Conversely, Master Osman asks the question to Black “what can we learn from the fact that two miniaturists had created the same picture without having seen each other’s work?” The answer was “to paint is to remember.” If Allah gave all the uniqueness to the world and its beauty the duty of illustrators is to remember the magnificence that Allah beheld and left to us and depict life through Allah’s pureness. “The greatest masters in each generation of painters, expending their lives and toiling until blind, strove with great effort and inspiration to attain and record the wondrous dream that Allah commanded us to see.” In addition, Butterfly and Stork debate the dilemma whether a “true” painter draws what he sees or what Allah sees. Butterfly notes that Allah certainly sees everything we see, but Allah does not perceive it the way we do. However, I think Stork comes out with the better of the argument when he states that “If falls to us to believe in Allah and to depict only what He reveals to us, not what He conceals.”

Olive tells us that his paintings reveal what the mind, not the eye, sees. But, painting is a feast for the eyes. Therefore, Olive combines both of these observations and comments that: (1) Painting brings to life what the mind sees, as a feast for the eyes; (2) What the eye sees in the world enters the painting to the degree that it serves the mind; and (3) Consequently, beauty is the eye discovering in our world what the mind already knows. Olive was desperate to find his own personal characteristics’ or style in his paintings. When Black informs Olive that Master Osman told him that “there among the great works of the old masters he showed me how you had a style.” “He taught me how the hidden fault of style isn’t something the artist selects of his own volition, but is determined by the artist’s past and his forgotten memories.”

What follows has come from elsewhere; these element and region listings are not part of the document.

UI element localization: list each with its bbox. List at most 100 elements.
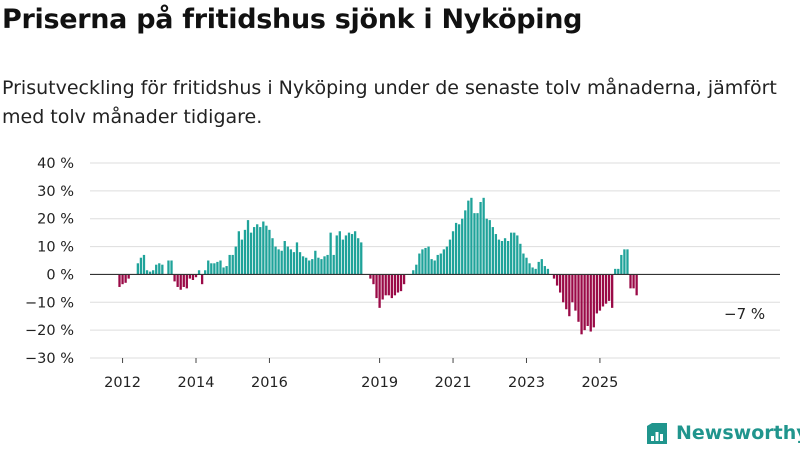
bar [479,202,482,275]
bar [308,260,311,275]
bar [142,254,146,275]
bar [182,274,185,287]
y-tick-label: 10 % [37,240,74,256]
bar [305,257,308,275]
bar [571,274,574,303]
y-axis-tick-labels: 40 % 30 % 20 % 10 % 0 % −10 % −20 % −30 % [25,156,74,367]
bar [152,270,155,275]
bar [436,254,439,275]
bar [595,274,599,314]
bar [136,263,140,275]
bar [510,232,513,275]
y-tick-label: 20 % [37,212,74,228]
bar [320,259,323,275]
bar [124,274,127,283]
bar [565,274,568,310]
bar [516,235,519,275]
bar [329,232,332,275]
bar [155,264,158,275]
brand-name: Newsworthy [676,422,800,444]
bar [568,274,571,317]
bar [231,254,234,275]
bar [470,197,473,275]
bar [555,274,559,286]
bar [393,274,397,296]
bar [158,263,161,275]
bar [200,274,204,285]
bar [167,260,170,275]
bar [580,274,583,335]
bar [540,259,543,275]
x-tick-label: 2019 [361,375,398,391]
bar [249,232,253,275]
bar [252,227,256,275]
bar [314,250,317,275]
bar [476,213,479,275]
y-tick-label: 40 % [37,156,74,172]
bar [384,274,387,296]
bar [341,239,345,275]
bar [546,268,550,275]
bar [574,274,577,311]
bar [421,249,424,275]
bar [620,254,623,275]
bar [219,260,222,275]
bar [485,218,488,275]
bar [451,231,455,275]
bar [399,274,403,292]
bar [234,246,237,275]
bar [412,270,415,275]
bar [601,274,605,307]
bar [127,274,130,279]
bar [506,241,510,275]
bar [387,274,390,296]
y-tick-label: 30 % [37,184,74,200]
x-axis: 2012 2014 2016 2019 2021 2023 2025 [104,358,618,391]
y-tick-label: −20 % [25,323,74,339]
bar [256,224,259,275]
bar [378,274,381,308]
bar [369,274,372,279]
bar [390,274,393,299]
bar [335,235,338,275]
bar [424,247,427,275]
bar [439,253,442,275]
newsworthy-logo-icon [647,423,667,444]
bar [292,252,296,275]
bar [534,268,537,275]
bar [283,241,286,275]
bar [274,246,277,275]
bar [170,260,173,275]
last-value-annotation: −7 % [724,305,765,323]
bar [381,274,384,300]
bar [118,274,121,287]
bar [204,270,207,275]
bar [623,249,626,275]
bar [213,263,216,275]
bar [210,263,213,275]
bar [592,274,595,328]
bar [194,274,198,278]
bar [537,261,540,275]
bar [461,218,464,275]
bar [464,210,467,275]
bar [614,268,617,275]
bar [237,231,240,275]
x-tick-label: 2025 [581,375,618,391]
bar [179,274,182,290]
bar [191,274,195,280]
bar [497,239,501,275]
bar [418,253,421,275]
bar [491,227,494,275]
x-tick-label: 2021 [435,375,472,391]
bar [161,264,164,275]
bar [350,234,354,275]
bar [375,274,378,299]
bar [402,274,406,285]
bar [528,263,531,275]
bar [604,274,608,304]
bar [197,270,201,275]
bar [617,268,620,275]
bar [467,200,470,275]
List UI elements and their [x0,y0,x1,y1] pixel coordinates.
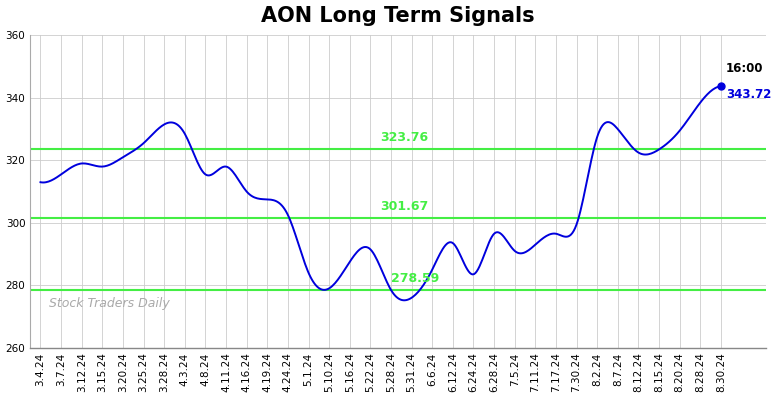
Text: 278.59: 278.59 [391,272,439,285]
Text: Stock Traders Daily: Stock Traders Daily [49,297,169,310]
Text: 301.67: 301.67 [381,200,429,213]
Text: 343.72: 343.72 [726,88,771,101]
Title: AON Long Term Signals: AON Long Term Signals [261,6,535,25]
Text: 16:00: 16:00 [726,62,764,75]
Text: 323.76: 323.76 [381,131,429,144]
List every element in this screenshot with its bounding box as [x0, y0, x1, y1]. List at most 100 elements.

The final picture in the Secret Book revealed the transgressions and the depiction of reality through the eyes of Olive. Objects weren’t depicted according to their importance in Allah’s mind, but as they appeared to the naked eye. Additionally, the biggest sin of all was the depiction of Our Sultan’s picture as large as life and his face in all its detail. A portrait of ones self is seen as a direction violation of the virtue of modesty. Especially, with ones picture as the center of the world is in direct violation of the principles of the Koran and the norms Master Osman.